• Günümüz şiiri, Ataç’tan Cöntürk’e uzanan bir çizgide yer alan “zemin etüdü yapabilen muktedirlerden” yoksun mu dersin? “Kaçak yolcuları görmezden gelebilecek kondüktörlerin bilgeliği nehrin öte yakasını görebilme (!) yetisine ne ölçüde ket vurur, peki? Genç şairler ve onların sahipsizliğine binaen, “adlarına zar atılması eksikliği” de dâhil, tehlike arz eden bir durumla mı yüz yüzeyiz?

– Şiir bireysel, kişiye özel bir etkinliktir. Eleştirel, kuramsal öngörüler bir şairi ne yolundan edebilir, ne de yazma edimine katkı sağlayabilir. Şiir antologyamızın en önemli poetik metinlerinden biri Ahmet Haşim’e aittir, diğeri Orhan Veli’ye. Eleştiri, bir disiplin olarak eleştiri, poetik sürecin haricinde kalmıştır hep. Nurullah Ataç’a rağmen (ki öncü, kurucu bir estettir Ataç), Asım Bezirci’ye, Hüseyin Cöntürk’e rağmen, zemin etüdünü yine şairler yapmıştır. Muktedir doğru bir tabir değil, bence. Zar da kimsenin umurunda değil.
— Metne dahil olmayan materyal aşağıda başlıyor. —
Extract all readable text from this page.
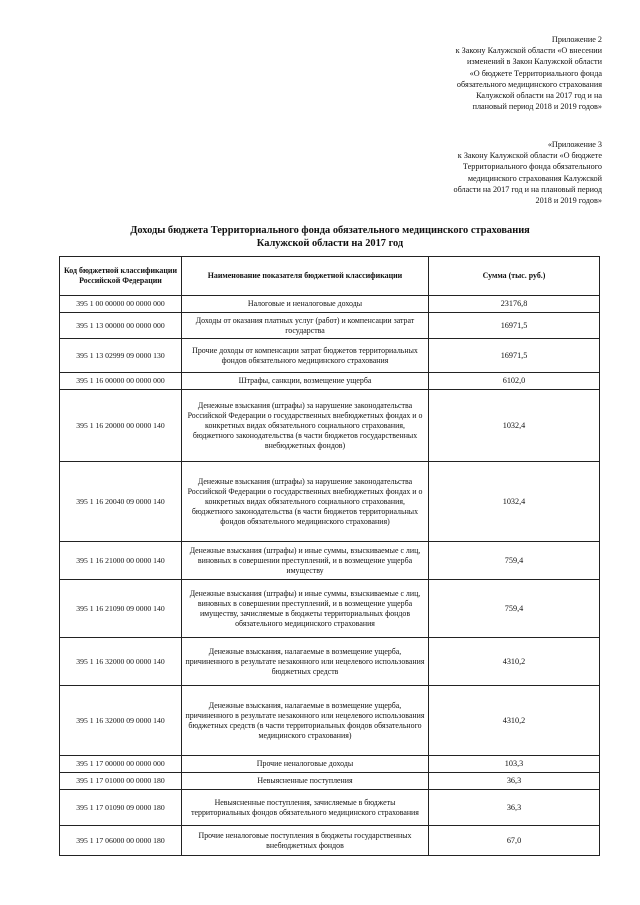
Приложение 2
к Закону Калужской области «О внесении
изменений в Закон Калужской области
«О бюджете Территориального фонда
обязательного медицинского страхования
Калужской области на 2017 год и на
плановый период 2018 и 2019 годов»
«Приложение 3
к Закону Калужской области «О бюджете
Территориального фонда обязательного
медицинского страхования Калужской
области на 2017 год и на плановый период
2018 и 2019 годов»
Доходы бюджета Территориального фонда обязательного медицинского страхования
Калужской области на 2017 год
Код бюджетной классификации Российской Федерации	Наименование показателя бюджетной классификации	Сумма (тыс. руб.)
395 1 00 00000 00 0000 000	Налоговые и неналоговые доходы	23176,8
395 1 13 00000 00 0000 000	Доходы от оказания платных услуг (работ) и компенсации затрат государства	16971,5
395 1 13 02999 09 0000 130	Прочие доходы от компенсации затрат бюджетов территориальных фондов обязательного медицинского страхования	16971,5
395 1 16 00000 00 0000 000	Штрафы, санкции, возмещение ущерба	6102,0
395 1 16 20000 00 0000 140	Денежные взыскания (штрафы) за нарушение законодательства Российской Федерации о государственных внебюджетных фондах и о конкретных видах обязательного социального страхования, бюджетного законодательства (в части бюджетов государственных внебюджетных фондов)	1032,4
395 1 16 20040 09 0000 140	Денежные взыскания (штрафы) за нарушение законодательства Российской Федерации о государственных внебюджетных фондах и о конкретных видах обязательного социального страхования, бюджетного законодательства (в части бюджетов территориальных фондов обязательного медицинского страхования)	1032,4
395 1 16 21000 00 0000 140	Денежные взыскания (штрафы) и иные суммы, взыскиваемые с лиц, виновных в совершении преступлений, и в возмещение ущерба имуществу	759,4
395 1 16 21090 09 0000 140	Денежные взыскания (штрафы) и иные суммы, взыскиваемые с лиц, виновных в совершении преступлений, и в возмещение ущерба имуществу, зачисляемые в бюджеты территориальных фондов обязательного медицинского страхования	759,4
395 1 16 32000 00 0000 140	Денежные взыскания, налагаемые в возмещение ущерба, причиненного в результате незаконного или нецелевого использования бюджетных средств	4310,2
395 1 16 32000 09 0000 140	Денежные взыскания, налагаемые в возмещение ущерба, причиненного в результате незаконного или нецелевого использования бюджетных средств (в части территориальных фондов обязательного медицинского страхования)	4310,2
395 1 17 00000 00 0000 000	Прочие неналоговые доходы	103,3
395 1 17 01000 00 0000 180	Невыясненные поступления	36,3
395 1 17 01090 09 0000 180	Невыясненные поступления, зачисляемые в бюджеты территориальных фондов обязательного медицинского страхования	36,3
395 1 17 06000 00 0000 180	Прочие неналоговые поступления в бюджеты государственных внебюджетных фондов	67,0
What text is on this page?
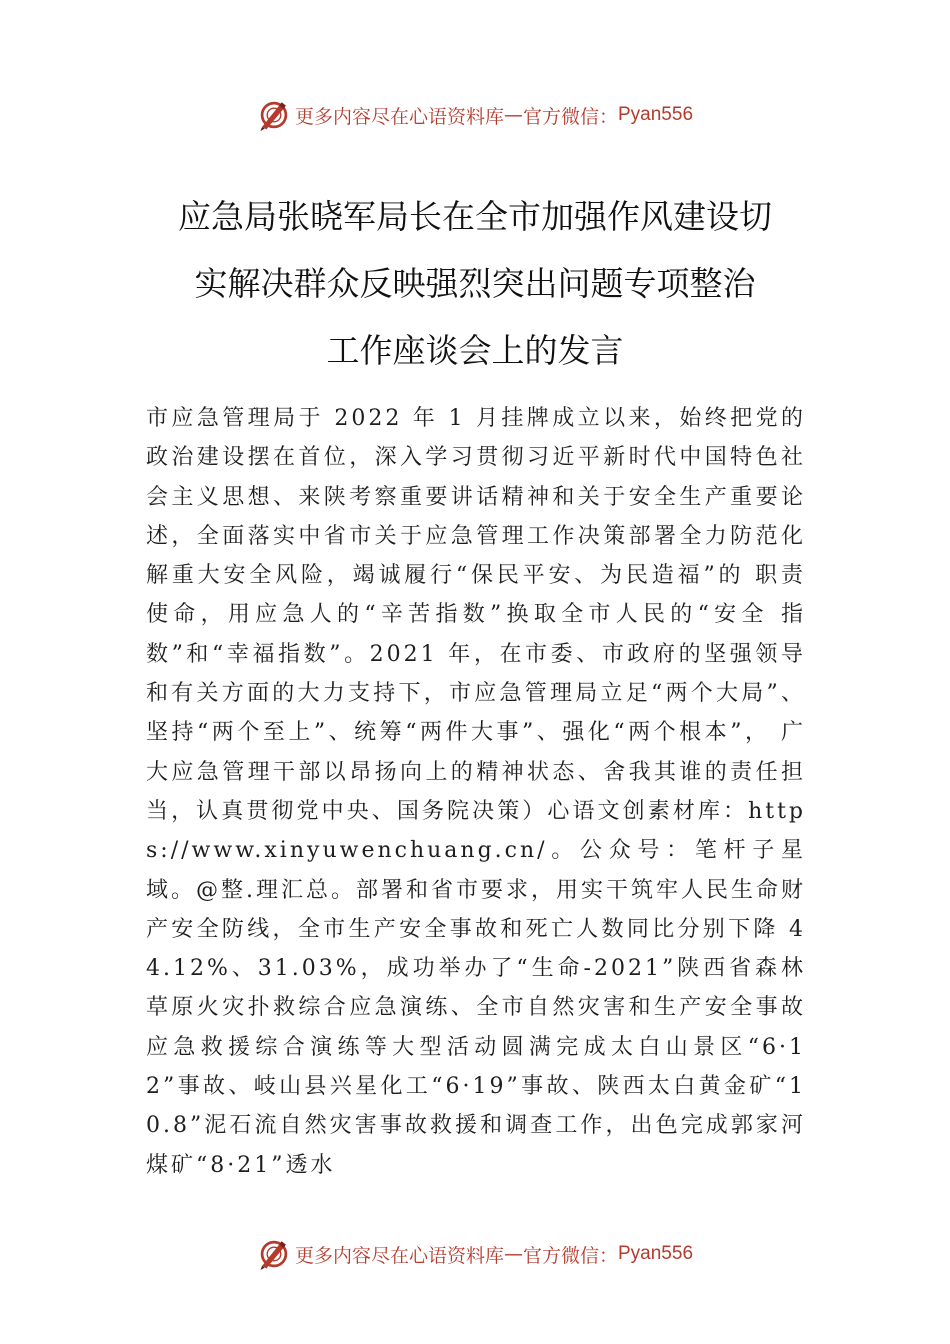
更多内容尽在心语资料库 — 官方微信： Pyan556
应急局张晓军局长在全市加强作风建设切
实解决群众反映强烈突出问题专项整治
工作座谈会上的发言

市应急管理局于 2022 年 1 月挂牌成立以来，始终把党的政治建设摆在首位，深入学习贯彻习近平新时代中国特色社会主义思想、来陕考察重要讲话精神和关于安全生产重要论述，全面落实中省市关于应急管理工作决策部署全力防范化解重大安全风险，竭诚履行“保民平安、为民造福”的 职责使命，用应急人的“辛苦指数”换取全市人民的“安全 指数”和“幸福指数”。2021 年，在市委、市政府的坚强领导和有关方面的大力支持下，市应急管理局立足“两个大局”、坚持“两个至上”、统筹“两件大事”、强化“两个根本”， 广大应急管理干部以昂扬向上的精神状态、舍我其谁的责任担当，认真贯彻党中央、国务院决策）心语文创素材库：https://www.xinyuwenchuang.cn/。公众号：笔杆子星域。@整.理汇总。部署和省市要求，用实干筑牢人民生命财产安全防线，全市生产安全事故和死亡人数同比分别下降 44.12%、31.03%，成功举办了“生命-2021”陕西省森林草原火灾扑救综合应急演练、全市自然灾害和生产安全事故应急救援综合演练等大型活动圆满完成太白山景区“6·12”事故、岐山县兴星化工“6·19”事故、陕西太白黄金矿“10.8”泥石流自然灾害事故救援和调查工作，出色完成郭家河煤矿“8·21”透水

更多内容尽在心语资料库 — 官方微信： Pyan556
Adının şu ya da bu ‘muktedir’ tarafından anılması, ululanması… Kaldı ki 40’lı, 50’li yıllardan daha fazla eleştirmen, daha nitelikli edebiyat düşünürü var bugün: Murat Belge, Orhan Koçak, Necmiye Alpay, Kemal Bek, Hasan Bülent Kahraman, Nurdan Gürbilek, Ramis Dara, Cemil Okyay, Erhan Altan, gençlerden Hasan Turgut, Bilgin Güngör, en gençlerden Sinan Bakır, Kaan Tanyeri… Türk ve dünya şiirine vâkıf, en zor, güç anlaşılır şairleri, kült eserleri dilimize kazandıran, poetik gelgitlerimize içeriden bakan “şair eleştirmen”leri saymıyorum daha.    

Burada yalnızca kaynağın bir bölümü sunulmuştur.